As aparências enganam
Tia Nésia passara mal à noite, que fora mal dormida por culpa de um problema que tinha que enfrentar naquele dia: ir ao banco, no Centro da cidade, cobrir sua conta que estava no vermelho. Detestava ir ao Centro e principalmente ao banco, sempre cheio, perigoso, que não oferecia nenhuma comodidade aos velhos, como ela. A quem pedir ajuda, se todos da família estavam trabalhando? O negócio era enfrentar a situação, afinal, não seria a primeira vez que se arriscaria a ir ao Centro sozinha.
Fechou a casa, pegou sua bolsa e foi para o ponto de ônibus, que chegou quase em seguida. Durante o trajeto, foi pensando no que havia feito, para “estourar” sua conta, sempre tão controlada… No ponto da Sé desceu do ônibus e foi na mesma hora rodeada por crianças, que davam a sensação que a estavam esperando! Eram oito as tais crianças, sujas, encardidas e descabeladas, na faixa de oito a dez anos. Com toda certeza eram crianças de rua – pensou ela – e teve medo de estar sendo assaltada. No entanto, elas eram tão gentis e boazinhas que aquele sentimento foi afastado momentaneamente.
“Prá onde ocê vai tia?” – perguntou um dos mais altos. Tia Nésia pensou em mentir, dizer que ia à Catedral rezar, mas achou o cúmulo ter medo de crianças tão pequenas. Contou a verdade e eles se prontificaram a acompanhá-la, sendo que uma delas até perguntou: – “Quer que leve sua bolsa?” – o que a tia dispensou calmamente. Partiram então em direção ao banco, observados por transeuntes que olhavam com curiosidade para o inusitado cortejo.

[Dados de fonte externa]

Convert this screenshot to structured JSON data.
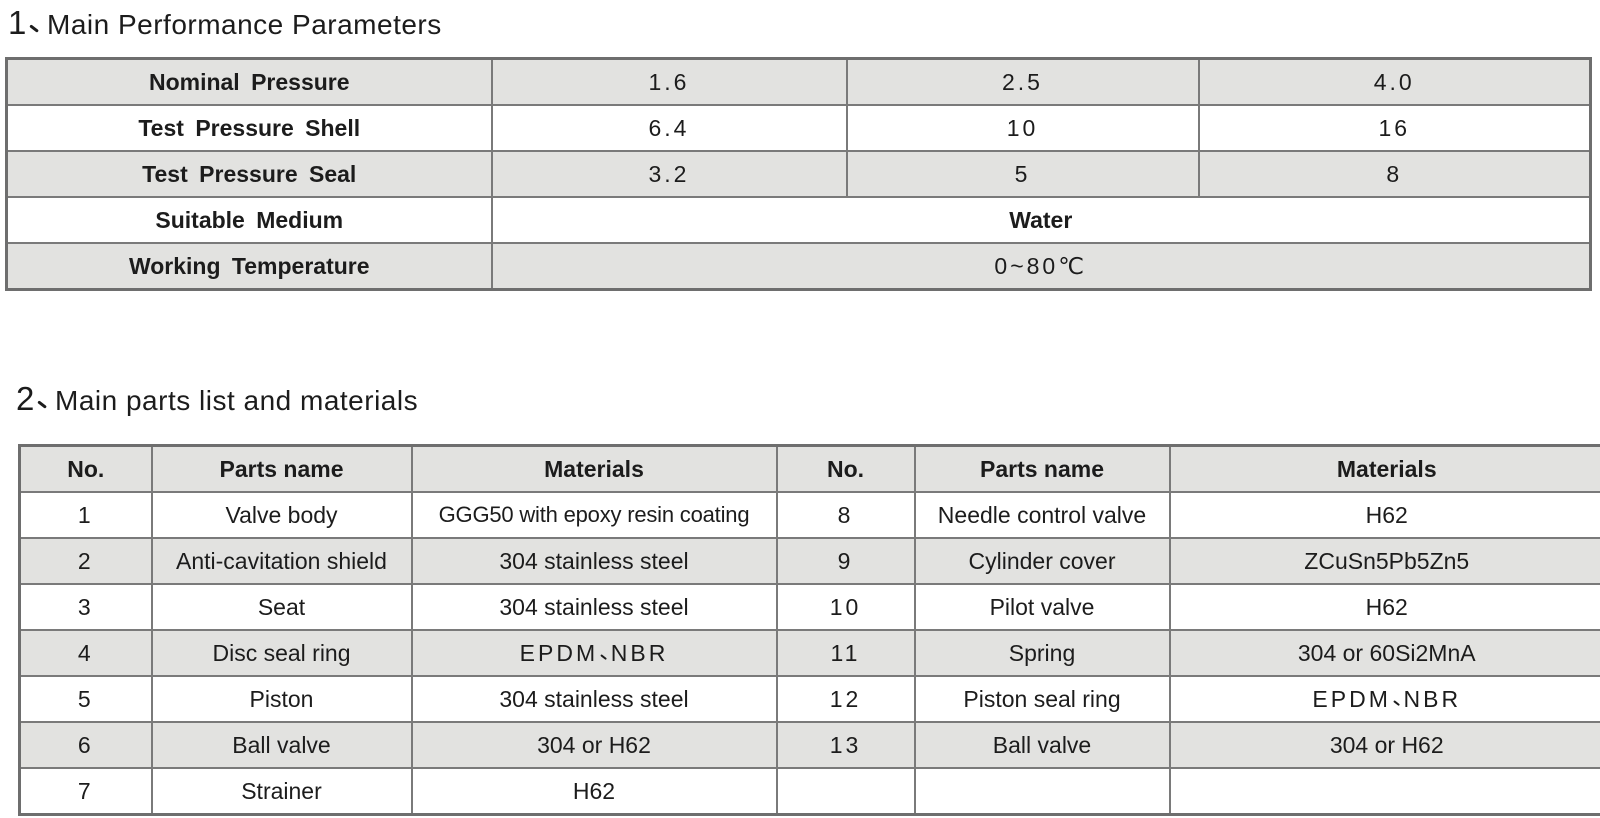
{
  "colors": {
    "shade": "#e2e2e0",
    "border": "#7a7a7a",
    "outer": "#6e6e6e",
    "text": "#1c1c1c",
    "bg": "#ffffff"
  },
  "section1": {
    "number_label": "1、",
    "title": "Main Performance Parameters",
    "table": {
      "rows": [
        {
          "label": "Nominal Pressure",
          "values": [
            "1.6",
            "2.5",
            "4.0"
          ]
        },
        {
          "label": "Test Pressure Shell",
          "values": [
            "6.4",
            "10",
            "16"
          ]
        },
        {
          "label": "Test Pressure Seal",
          "values": [
            "3.2",
            "5",
            "8"
          ]
        },
        {
          "label": "Suitable Medium",
          "span_value": "Water"
        },
        {
          "label": "Working Temperature",
          "span_value": "0~80℃"
        }
      ]
    }
  },
  "section2": {
    "number_label": "2、",
    "title": "Main parts list and materials",
    "table": {
      "headers": [
        "No.",
        "Parts name",
        "Materials",
        "No.",
        "Parts name",
        "Materials"
      ],
      "rows": [
        [
          "1",
          "Valve body",
          "GGG50 with epoxy resin coating",
          "8",
          "Needle control valve",
          "H62"
        ],
        [
          "2",
          "Anti-cavitation shield",
          "304 stainless steel",
          "9",
          "Cylinder cover",
          "ZCuSn5Pb5Zn5"
        ],
        [
          "3",
          "Seat",
          "304 stainless steel",
          "10",
          "Pilot valve",
          "H62"
        ],
        [
          "4",
          "Disc seal ring",
          "EPDM、NBR",
          "11",
          "Spring",
          "304 or 60Si2MnA"
        ],
        [
          "5",
          "Piston",
          "304 stainless steel",
          "12",
          "Piston seal ring",
          "EPDM、NBR"
        ],
        [
          "6",
          "Ball valve",
          "304 or H62",
          "13",
          "Ball valve",
          "304 or H62"
        ],
        [
          "7",
          "Strainer",
          "H62",
          "",
          "",
          ""
        ]
      ]
    }
  }
}
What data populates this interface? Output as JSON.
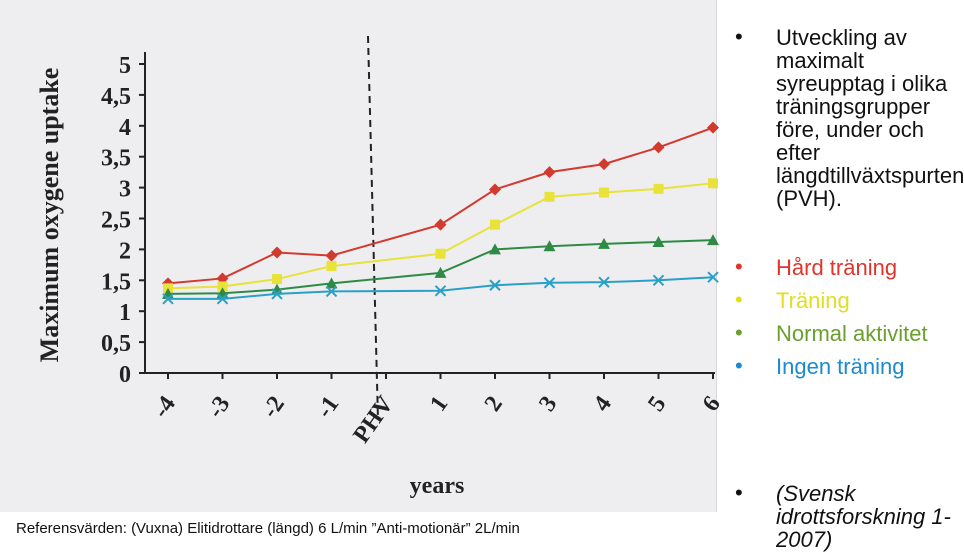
{
  "chart_data": {
    "type": "line",
    "ylabel": "Maximum oxygene uptake",
    "xlabel": "years",
    "ylim": [
      0,
      5
    ],
    "yticks": [
      "0",
      "0,5",
      "1",
      "1,5",
      "2",
      "2,5",
      "3",
      "3,5",
      "4",
      "4,5",
      "5"
    ],
    "x_ticks": [
      "-4",
      "-3",
      "-2",
      "-1",
      "PHV",
      "1",
      "2",
      "3",
      "4",
      "5",
      "6"
    ],
    "phv_index": 4,
    "series": [
      {
        "name": "Hård träning",
        "color": "#d23a2e",
        "marker": "diamond",
        "x": [
          -4,
          -3,
          -2,
          -1,
          1,
          2,
          3,
          4,
          5,
          6
        ],
        "values": [
          1.45,
          1.53,
          1.95,
          1.9,
          2.4,
          2.97,
          3.25,
          3.38,
          3.65,
          3.97
        ]
      },
      {
        "name": "Träning",
        "color": "#e8e23a",
        "marker": "square",
        "x": [
          -4,
          -3,
          -2,
          -1,
          1,
          2,
          3,
          4,
          5,
          6
        ],
        "values": [
          1.37,
          1.4,
          1.52,
          1.73,
          1.93,
          2.4,
          2.85,
          2.92,
          2.98,
          3.07
        ]
      },
      {
        "name": "Normal aktivitet",
        "color": "#2f8a46",
        "marker": "triangle",
        "x": [
          -4,
          -3,
          -2,
          -1,
          1,
          2,
          3,
          4,
          5,
          6
        ],
        "values": [
          1.28,
          1.29,
          1.35,
          1.45,
          1.62,
          2.0,
          2.05,
          2.09,
          2.12,
          2.15
        ]
      },
      {
        "name": "Ingen träning",
        "color": "#2aa0c8",
        "marker": "x",
        "x": [
          -4,
          -3,
          -2,
          -1,
          1,
          2,
          3,
          4,
          5,
          6
        ],
        "values": [
          1.2,
          1.2,
          1.28,
          1.32,
          1.33,
          1.42,
          1.46,
          1.47,
          1.5,
          1.55
        ]
      }
    ]
  },
  "caption": "Referensvärden: (Vuxna) Elitidrottare (längd) 6 L/min  ”Anti-motionär” 2L/min",
  "bullets": {
    "intro": "Utveckling av maximalt syreupptag i olika träningsgrupper före, under och efter längdtillväxtspurten (PVH).",
    "legend": [
      {
        "label": "Hård träning",
        "color": "#e0342a"
      },
      {
        "label": "Träning",
        "color": "#e3dd1f"
      },
      {
        "label": "Normal aktivitet",
        "color": "#6a9f2e"
      },
      {
        "label": "Ingen träning",
        "color": "#1b8ad0"
      }
    ],
    "reference": "(Svensk idrottsforskning 1-2007)"
  },
  "colors": {
    "photo_bg": "#eeeef0",
    "axis": "#222222",
    "phv_line": "#222222"
  }
}
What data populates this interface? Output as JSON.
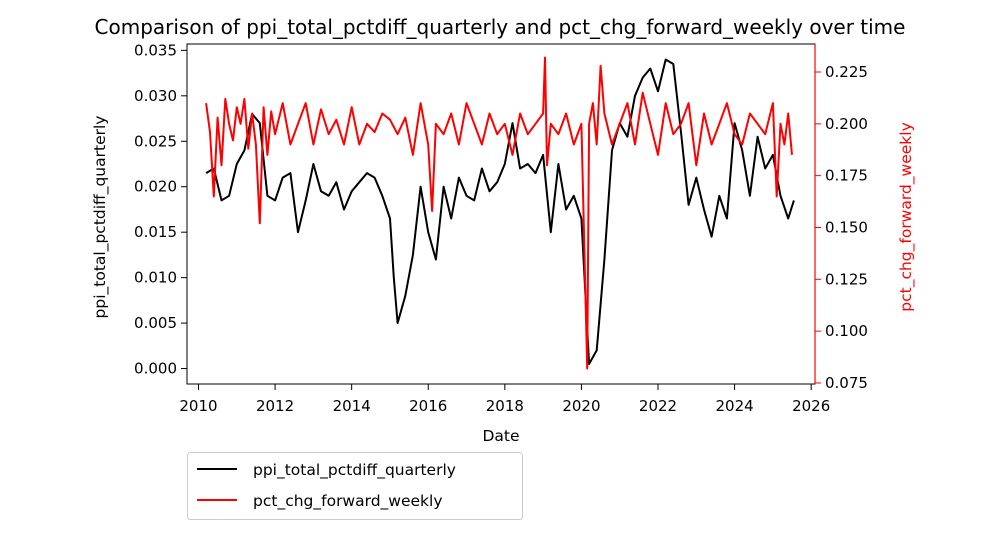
{
  "chart_data": {
    "type": "line",
    "title": "Comparison of ppi_total_pctdiff_quarterly and pct_chg_forward_weekly over time",
    "xlabel": "Date",
    "ylabel_left": "ppi_total_pctdiff_quarterly",
    "ylabel_right": "pct_chg_forward_weekly",
    "xlim": [
      2009.7,
      2026.1
    ],
    "ylim_left": [
      -0.0017,
      0.0357
    ],
    "ylim_right": [
      0.0745,
      0.2385
    ],
    "x_ticks": [
      2010,
      2012,
      2014,
      2016,
      2018,
      2020,
      2022,
      2024,
      2026
    ],
    "x_tick_labels": [
      "2010",
      "2012",
      "2014",
      "2016",
      "2018",
      "2020",
      "2022",
      "2024",
      "2026"
    ],
    "y_left_ticks": [
      0.0,
      0.005,
      0.01,
      0.015,
      0.02,
      0.025,
      0.03,
      0.035
    ],
    "y_left_tick_labels": [
      "0.000",
      "0.005",
      "0.010",
      "0.015",
      "0.020",
      "0.025",
      "0.030",
      "0.035"
    ],
    "y_right_ticks": [
      0.075,
      0.1,
      0.125,
      0.15,
      0.175,
      0.2,
      0.225
    ],
    "y_right_tick_labels": [
      "0.075",
      "0.100",
      "0.125",
      "0.150",
      "0.175",
      "0.200",
      "0.225"
    ],
    "grid": false,
    "legend_placement": "below-left",
    "series": [
      {
        "name": "ppi_total_pctdiff_quarterly",
        "color": "#000000",
        "axis": "left",
        "x": [
          2010.2,
          2010.4,
          2010.6,
          2010.8,
          2011.0,
          2011.2,
          2011.4,
          2011.6,
          2011.8,
          2012.0,
          2012.2,
          2012.4,
          2012.6,
          2012.8,
          2013.0,
          2013.2,
          2013.4,
          2013.6,
          2013.8,
          2014.0,
          2014.2,
          2014.4,
          2014.6,
          2014.8,
          2015.0,
          2015.1,
          2015.2,
          2015.4,
          2015.6,
          2015.8,
          2016.0,
          2016.2,
          2016.4,
          2016.6,
          2016.8,
          2017.0,
          2017.2,
          2017.4,
          2017.6,
          2017.8,
          2018.0,
          2018.2,
          2018.4,
          2018.6,
          2018.8,
          2019.0,
          2019.2,
          2019.4,
          2019.6,
          2019.8,
          2020.0,
          2020.2,
          2020.4,
          2020.6,
          2020.8,
          2021.0,
          2021.2,
          2021.4,
          2021.6,
          2021.8,
          2022.0,
          2022.2,
          2022.4,
          2022.6,
          2022.8,
          2023.0,
          2023.2,
          2023.4,
          2023.6,
          2023.8,
          2024.0,
          2024.2,
          2024.4,
          2024.6,
          2024.8,
          2025.0,
          2025.2,
          2025.4,
          2025.55
        ],
        "y": [
          0.0215,
          0.022,
          0.0185,
          0.019,
          0.0225,
          0.024,
          0.028,
          0.027,
          0.019,
          0.0185,
          0.021,
          0.0215,
          0.015,
          0.0185,
          0.0225,
          0.0195,
          0.019,
          0.0205,
          0.0175,
          0.0195,
          0.0205,
          0.0215,
          0.021,
          0.019,
          0.0165,
          0.01,
          0.005,
          0.008,
          0.0125,
          0.02,
          0.015,
          0.012,
          0.02,
          0.0165,
          0.021,
          0.019,
          0.0185,
          0.022,
          0.0195,
          0.0205,
          0.0225,
          0.027,
          0.022,
          0.0225,
          0.0215,
          0.0235,
          0.015,
          0.0225,
          0.0175,
          0.019,
          0.0165,
          0.0005,
          0.002,
          0.012,
          0.024,
          0.027,
          0.0255,
          0.03,
          0.032,
          0.033,
          0.0305,
          0.034,
          0.0335,
          0.026,
          0.018,
          0.021,
          0.0175,
          0.0145,
          0.019,
          0.0165,
          0.027,
          0.024,
          0.019,
          0.0255,
          0.022,
          0.0235,
          0.019,
          0.0165,
          0.0185
        ]
      },
      {
        "name": "pct_chg_forward_weekly",
        "color": "#ff0000",
        "axis": "right",
        "x": [
          2010.2,
          2010.3,
          2010.4,
          2010.5,
          2010.6,
          2010.7,
          2010.8,
          2010.9,
          2011.0,
          2011.1,
          2011.2,
          2011.3,
          2011.4,
          2011.5,
          2011.6,
          2011.7,
          2011.8,
          2011.9,
          2012.0,
          2012.2,
          2012.4,
          2012.6,
          2012.8,
          2013.0,
          2013.2,
          2013.4,
          2013.6,
          2013.8,
          2014.0,
          2014.2,
          2014.4,
          2014.6,
          2014.8,
          2015.0,
          2015.2,
          2015.4,
          2015.6,
          2015.8,
          2016.0,
          2016.1,
          2016.2,
          2016.4,
          2016.6,
          2016.8,
          2017.0,
          2017.2,
          2017.4,
          2017.6,
          2017.8,
          2018.0,
          2018.2,
          2018.4,
          2018.6,
          2018.8,
          2019.0,
          2019.05,
          2019.1,
          2019.2,
          2019.4,
          2019.6,
          2019.8,
          2020.0,
          2020.15,
          2020.2,
          2020.3,
          2020.4,
          2020.5,
          2020.6,
          2020.8,
          2021.0,
          2021.2,
          2021.4,
          2021.6,
          2021.8,
          2022.0,
          2022.2,
          2022.4,
          2022.6,
          2022.8,
          2023.0,
          2023.2,
          2023.4,
          2023.6,
          2023.8,
          2024.0,
          2024.2,
          2024.4,
          2024.6,
          2024.8,
          2025.0,
          2025.1,
          2025.2,
          2025.3,
          2025.4,
          2025.5
        ],
        "y": [
          0.21,
          0.196,
          0.165,
          0.203,
          0.18,
          0.212,
          0.2,
          0.192,
          0.208,
          0.2,
          0.212,
          0.188,
          0.205,
          0.19,
          0.152,
          0.208,
          0.185,
          0.206,
          0.195,
          0.21,
          0.19,
          0.2,
          0.21,
          0.19,
          0.207,
          0.195,
          0.202,
          0.19,
          0.208,
          0.19,
          0.2,
          0.196,
          0.205,
          0.202,
          0.195,
          0.203,
          0.185,
          0.21,
          0.19,
          0.158,
          0.2,
          0.195,
          0.205,
          0.19,
          0.21,
          0.2,
          0.19,
          0.205,
          0.195,
          0.2,
          0.185,
          0.205,
          0.195,
          0.2,
          0.205,
          0.232,
          0.18,
          0.2,
          0.195,
          0.205,
          0.19,
          0.2,
          0.082,
          0.2,
          0.21,
          0.19,
          0.228,
          0.205,
          0.19,
          0.2,
          0.21,
          0.19,
          0.215,
          0.2,
          0.185,
          0.21,
          0.195,
          0.2,
          0.21,
          0.18,
          0.205,
          0.19,
          0.2,
          0.21,
          0.195,
          0.19,
          0.205,
          0.2,
          0.195,
          0.21,
          0.165,
          0.2,
          0.19,
          0.205,
          0.185
        ]
      }
    ]
  }
}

Ao chegarem ao banco, tia Nésia agradeceu a companhia e quis despedir-se, mas um menino mais alto retrucou: “Nada disso tia, vamo espera ocê”. A volta para o ponto do ônibus foi espantosa! Os meninos brigavam para ficar junto a ela e uma das meninas chegou a dar-lhe o braço! Chegando ao destino, onde havia mais gente, tia Nésia tranquilizou-se e despediu-se. Um dos meninos pediu: ”Posso te dar um beijo, tia?”, o que deixou a velhinha emocionada! Todos lhe deram beijos, acreditem! Na hora do ônibus partir, um deles gritou na janela: – “Tia, não venha mais sozinha ao centro, que é muito perigoso”.